I'm trying to create a regex pattern to capture information from my credit card invoice, which I can only get as a PDF. I'm copying the text to a text editor and then I use the replace tool in notepad++ to convert that copied text to a CSV one.
I'm having problem with negative values.
Given this piece of text:
16/04 RC GRACAS 2 - 0,02
SAÚDE .RECIFE
16/04 RC GRACAS 2 02/03 45,97
SAÚDE .RECIFE
The text above contains data for 2 bill data.
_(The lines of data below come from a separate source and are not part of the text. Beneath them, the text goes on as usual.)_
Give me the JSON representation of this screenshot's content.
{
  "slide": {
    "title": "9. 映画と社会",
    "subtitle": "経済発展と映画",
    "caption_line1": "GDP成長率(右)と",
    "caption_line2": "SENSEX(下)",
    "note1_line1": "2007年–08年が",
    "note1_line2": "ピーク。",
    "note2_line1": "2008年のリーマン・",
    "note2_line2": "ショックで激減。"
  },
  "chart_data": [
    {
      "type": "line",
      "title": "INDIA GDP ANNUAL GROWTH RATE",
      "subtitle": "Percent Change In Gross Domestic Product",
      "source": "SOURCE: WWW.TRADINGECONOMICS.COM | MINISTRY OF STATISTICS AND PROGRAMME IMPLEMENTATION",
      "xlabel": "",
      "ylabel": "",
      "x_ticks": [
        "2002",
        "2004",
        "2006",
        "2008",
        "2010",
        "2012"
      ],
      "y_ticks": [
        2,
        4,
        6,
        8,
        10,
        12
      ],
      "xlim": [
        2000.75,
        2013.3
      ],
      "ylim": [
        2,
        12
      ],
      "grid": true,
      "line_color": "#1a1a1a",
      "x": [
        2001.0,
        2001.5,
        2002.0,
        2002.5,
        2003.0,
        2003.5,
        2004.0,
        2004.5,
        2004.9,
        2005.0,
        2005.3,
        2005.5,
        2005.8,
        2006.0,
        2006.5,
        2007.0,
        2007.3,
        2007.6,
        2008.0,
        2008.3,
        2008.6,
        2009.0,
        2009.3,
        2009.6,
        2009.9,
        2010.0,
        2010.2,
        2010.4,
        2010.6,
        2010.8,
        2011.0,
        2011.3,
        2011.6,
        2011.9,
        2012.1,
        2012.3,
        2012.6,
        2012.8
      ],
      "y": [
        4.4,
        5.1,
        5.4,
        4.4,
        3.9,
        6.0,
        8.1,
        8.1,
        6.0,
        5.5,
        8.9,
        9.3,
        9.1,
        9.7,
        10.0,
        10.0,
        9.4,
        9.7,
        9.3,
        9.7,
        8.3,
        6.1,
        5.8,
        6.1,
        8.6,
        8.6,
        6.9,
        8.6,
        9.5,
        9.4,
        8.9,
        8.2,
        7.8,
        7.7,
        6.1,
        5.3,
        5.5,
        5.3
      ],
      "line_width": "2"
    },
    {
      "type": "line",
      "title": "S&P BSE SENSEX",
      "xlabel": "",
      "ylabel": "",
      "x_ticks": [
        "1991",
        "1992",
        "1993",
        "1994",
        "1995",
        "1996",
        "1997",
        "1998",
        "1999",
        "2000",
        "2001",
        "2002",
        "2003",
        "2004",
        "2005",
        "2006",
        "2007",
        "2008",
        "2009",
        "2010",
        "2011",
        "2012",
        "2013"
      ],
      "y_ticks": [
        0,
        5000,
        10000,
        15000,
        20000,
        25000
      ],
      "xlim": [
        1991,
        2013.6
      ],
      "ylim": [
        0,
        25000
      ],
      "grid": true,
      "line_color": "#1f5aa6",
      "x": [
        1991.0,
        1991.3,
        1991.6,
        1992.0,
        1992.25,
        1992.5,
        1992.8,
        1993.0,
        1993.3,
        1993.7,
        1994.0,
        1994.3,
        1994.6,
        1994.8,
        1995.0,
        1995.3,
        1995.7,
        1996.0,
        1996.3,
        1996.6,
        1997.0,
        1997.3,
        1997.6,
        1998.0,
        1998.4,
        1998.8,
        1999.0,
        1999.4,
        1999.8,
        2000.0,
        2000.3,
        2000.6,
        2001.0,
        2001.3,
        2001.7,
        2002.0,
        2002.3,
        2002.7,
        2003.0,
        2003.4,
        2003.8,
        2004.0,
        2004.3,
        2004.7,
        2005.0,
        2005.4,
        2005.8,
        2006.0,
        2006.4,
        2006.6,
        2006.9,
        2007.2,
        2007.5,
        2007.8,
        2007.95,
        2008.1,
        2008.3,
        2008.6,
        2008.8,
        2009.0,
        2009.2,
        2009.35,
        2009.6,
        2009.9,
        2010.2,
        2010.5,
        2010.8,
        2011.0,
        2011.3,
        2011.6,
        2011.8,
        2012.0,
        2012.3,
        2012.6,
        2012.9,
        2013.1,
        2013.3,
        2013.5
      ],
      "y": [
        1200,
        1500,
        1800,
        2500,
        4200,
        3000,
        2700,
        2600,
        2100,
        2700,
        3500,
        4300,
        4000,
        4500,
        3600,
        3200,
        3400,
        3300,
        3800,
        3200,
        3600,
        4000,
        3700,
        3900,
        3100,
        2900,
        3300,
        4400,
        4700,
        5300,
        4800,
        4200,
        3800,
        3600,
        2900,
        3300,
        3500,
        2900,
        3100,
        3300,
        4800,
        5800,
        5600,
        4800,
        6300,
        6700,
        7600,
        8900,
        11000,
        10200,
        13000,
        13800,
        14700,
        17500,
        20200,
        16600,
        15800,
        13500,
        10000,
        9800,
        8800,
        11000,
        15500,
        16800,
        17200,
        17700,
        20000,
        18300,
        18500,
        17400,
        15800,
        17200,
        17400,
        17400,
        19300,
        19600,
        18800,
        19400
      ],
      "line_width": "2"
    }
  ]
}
The regex should capture the following groups in the first entry:
"16/04": date
"RC GRACAS 2": description
"-": value sign
"0,02": value
"SAÚDE .RECIFE": categories
As well as the following groups in the second entry:
"16/04": date
"RC GRACAS 2 02/03": description
"": value sign
"45,97": value
"SAÚDE .RECIFE": categories
The current regex I have is this: ^(\d{2}/\d{2})\s+(.*)\s+([-+]?)\s?(\d{1,3}(?:\.\d{3})*(?:,\d+)?)\s+(.*)?
The problem I'm having is that in the first purchase, the regex can't capture the minus sign, it becomes parte of the second group (description).
How can I change this regex to capture that sign in its own group?